Elections: Opportunity to Eradicate Violence

It is most likely that the council and parliamentary elections, expected to take place this month, will be affected by the security confrontations, which have yet to be resolved judicially. The repercussions of the current unrest in the media, human rights and political fields are also expected to leave their mark on the upcoming elections. The elections come at a time when the implications of recent violence are on-going forcing some observers to anticipate changing the elections date. However, the Government confirmed that the elections will take place on time.

Elections are clearly an essential part of the democratic process, and the appropriate channel for expressing opinions and political positions, as well as a means of protecting the interests of groups and political parties. Elections are an alternative route to violent change, through which interests are protected and rights are obtained by peaceful competition.

Participation in the administration of public affairs is one of the fundamental human rights. The Bahraini constitution states that citizens, both male and female, have the right to participate in public affairs and enjoy political rights, including the right to vote and nominate.
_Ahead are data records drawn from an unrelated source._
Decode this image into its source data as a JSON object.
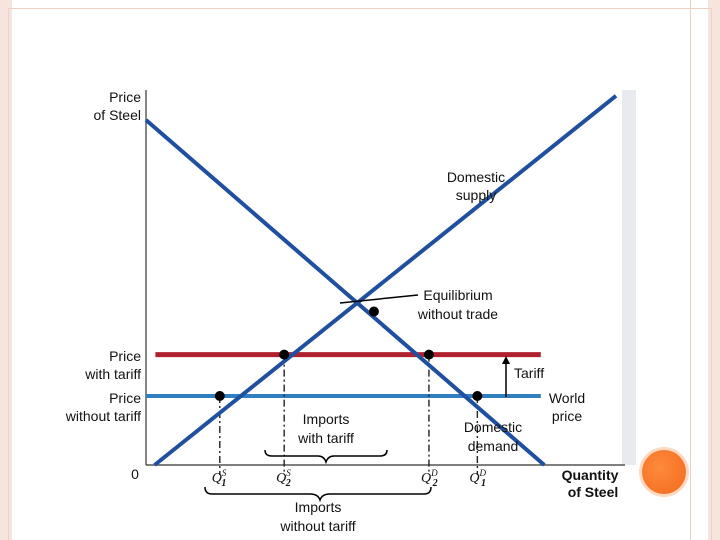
{
  "chart_data": {
    "type": "line",
    "xlabel": "Quantity of Steel",
    "ylabel": "Price of Steel",
    "xlim": [
      0,
      10
    ],
    "ylim": [
      0,
      10
    ],
    "grid": false,
    "series": [
      {
        "name": "Domestic supply",
        "color": "#1f4fa0",
        "x": [
          0.0,
          10.0
        ],
        "y": [
          -0.2,
          10.7
        ]
      },
      {
        "name": "Domestic demand",
        "color": "#1f4fa0",
        "x": [
          0.0,
          10.0
        ],
        "y": [
          10.0,
          -1.8
        ]
      }
    ],
    "hlines": [
      {
        "name": "Price with tariff",
        "y": 3.2,
        "x1": 0,
        "x2": 10,
        "color": "#b0202e"
      },
      {
        "name": "Price without tariff",
        "y": 2.0,
        "x1": 0,
        "x2": 10,
        "color": "#2f7fc0"
      }
    ],
    "points": [
      {
        "name": "Equilibrium",
        "x": 4.85,
        "y": 4.45
      },
      {
        "name": "Q1S point",
        "x": 1.57,
        "y": 2.0
      },
      {
        "name": "Q2S point",
        "x": 2.94,
        "y": 3.2
      },
      {
        "name": "Q2D point",
        "x": 6.02,
        "y": 3.2
      },
      {
        "name": "Q1D point",
        "x": 7.05,
        "y": 2.0
      }
    ],
    "quantities": [
      {
        "id": "q1s",
        "label_base": "Q",
        "label_sup": "S",
        "label_sub": "1",
        "x": 1.57,
        "y": 2.0
      },
      {
        "id": "q2s",
        "label_base": "Q",
        "label_sup": "S",
        "label_sub": "2",
        "x": 2.94,
        "y": 3.2
      },
      {
        "id": "q2d",
        "label_base": "Q",
        "label_sup": "D",
        "label_sub": "2",
        "x": 6.02,
        "y": 3.2
      },
      {
        "id": "q1d",
        "label_base": "Q",
        "label_sup": "D",
        "label_sub": "1",
        "x": 7.05,
        "y": 2.0
      }
    ],
    "origin_label": "0",
    "annotations": {
      "price_axis_1": "Price",
      "price_axis_2": "of Steel",
      "qty_axis_1": "Quantity",
      "qty_axis_2": "of Steel",
      "supply_1": "Domestic",
      "supply_2": "supply",
      "equilibrium_1": "Equilibrium",
      "equilibrium_2": "without trade",
      "price_tariff_1": "Price",
      "price_tariff_2": "with tariff",
      "price_notariff_1": "Price",
      "price_notariff_2": "without tariff",
      "tariff": "Tariff",
      "world_price_1": "World",
      "world_price_2": "price",
      "imports_tariff_1": "Imports",
      "imports_tariff_2": "with tariff",
      "demand_1": "Domestic",
      "demand_2": "demand",
      "imports_notariff_1": "Imports",
      "imports_notariff_2": "without tariff"
    }
  }
}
More than ever before, Bahrain is currently in desperate need for the elections to be a success. This is due to the presence of violence as an alternative for what has so far been achieved, and the doubts surrounding the political process as a whole. Although there are indications that the upcoming elections will be successful, it is necessary to remember that any setbacks in the political process will be considered a success for the extremists’ choice.

Successful elections this time mean an increase in the number of voters and the possibility of women winning seats in Parliament. The elections success will also depend on whether it results in a big change in the performance of MPs, and their relations with the Executive Authority and the extent of its flexibility.

In order for the elections to be a success and gain local and international recognition, they must be credible. Elections can only be described as free if they allow the opportunity for the public to be expressed fully. This necessitates guaranteeing freedom of: expression, media, assembly, movement and establishing societies, as well as providing security for people during the elections, and allowing them to vote without fear or pressure.

Moreover, in order to guarantee the integrity of the elections, two conditions must be met: the first relates to procedures, which include equality, confidentiality and ensuring that the elections take place periodically. The second concerns the results, which should reflect the voters’ free will.

Monitoring is an effective means of guaranteeing credible elections, as the presence of monitors decreases the possibility of fraud, instils trust in voters and increases their ability to participate in elections, and to freely express their political will without any doubts or fear.

In the 2002 and 2006 elections, monitoring was limited to local societies represented by the Bahrain Human Rights Society and the Transparency Society. These two societies, as well as the National Institution for Human Rights are expected to monitor the 2010 elections. Government apparatuses are also required to provide all the necessary help to the monitors so they can perform their duty correctly. Monitoring should cover all stages of the elections, including the campaigning stage, registration of voters, voting, counting, results and follow ups. Independent courts should also play an important role in elections through prompt dealing with voters’ complaints.

Public demands can be fulfilled through elected representatives who should reflect the aspirations of their voters and defend their interests inside Parliament. MPs should also reassure voters that their demands will be presented and followed-up in Parliament. This requires them to have a high level of performance and awareness, in order to translate their slogans into actions. Additionally, bylaws that sometimes hinder the work of MPs should be amended.

It should also be stressed that constructive cooperation between the House of Representatives and the Shura Council on one hand, and the Government on the other hand, is essential so that laws can be passed quickly and delays be avoided, such as the delay in passing the Press Law.

The integrity of the upcoming elections, the acceptance of results, the seriousness and mature performance of MPs to represent the voters effectively, and the cooperation of the Executive and Legislative Authorities should result in a decrease in violence, whatever its motives.